第34章 緊急事態、柱合会議
柱が答えるより前にお館様が微笑みながら桜に向かって口を開いた。
館「本来ならこちらの方から頭を下げる事なんだけれどね。それでも桜の気持ちは嬉しかったし、皆にも良く伝わったと思う。ありがとう。」
「は……はい…!!」
館「桜の意思を聞いた上で皆の意見を聞きたい。どうかな。

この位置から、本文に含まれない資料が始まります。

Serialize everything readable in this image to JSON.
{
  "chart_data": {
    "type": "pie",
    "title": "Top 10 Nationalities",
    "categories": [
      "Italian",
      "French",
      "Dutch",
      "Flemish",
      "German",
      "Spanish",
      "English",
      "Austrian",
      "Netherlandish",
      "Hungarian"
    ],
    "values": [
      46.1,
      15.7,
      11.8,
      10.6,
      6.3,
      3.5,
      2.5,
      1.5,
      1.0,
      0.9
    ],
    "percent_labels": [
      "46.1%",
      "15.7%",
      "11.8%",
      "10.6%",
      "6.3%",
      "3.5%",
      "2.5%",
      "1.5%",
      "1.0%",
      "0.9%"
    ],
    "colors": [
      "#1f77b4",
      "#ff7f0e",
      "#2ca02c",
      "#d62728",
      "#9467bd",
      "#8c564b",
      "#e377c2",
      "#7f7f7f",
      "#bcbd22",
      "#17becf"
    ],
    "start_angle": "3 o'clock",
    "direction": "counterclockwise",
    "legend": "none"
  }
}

」
緊張した面持ちになりながらも桜は目を伏せずに皆を見つめた。
杏寿郎はまだ懸念する事があるのか笑みを消して少し眉を寄せる。
その予想通り上がった声は賛同のものではなかった。
天「確かに力自体は派手に有能だが任務に付いてこられるのは迷惑だ。自衛出来なくて他に守られてりゃ本末転倒にも程がある。」
実「任務に同行する覚悟は言葉にしただけで決まるような易いものではありません。顔を見れば分かる。血の色も知らず生きてきた部類の人間だ。前線で動けなくなられたら却って犠牲が増えるでしょう。」
それにお館様は何かを言おうとしたが、ユキが勢い良く庭へ下りた為に口を閉じた。
ユ『桜が毒気ない顔をしているのはこの子が愚かな程に優しく、害ある者も赦してしまう性分をこの歳になるまで変えられなかったからだ。選りにも選ってこの子に血の色を知らないだと?憎もうと思えばそれなりの顔になれただろう。お前くらいの歳の男には特にな。』
桜はユキの聞いた事のない唸るような低い声に背筋を凍らせた。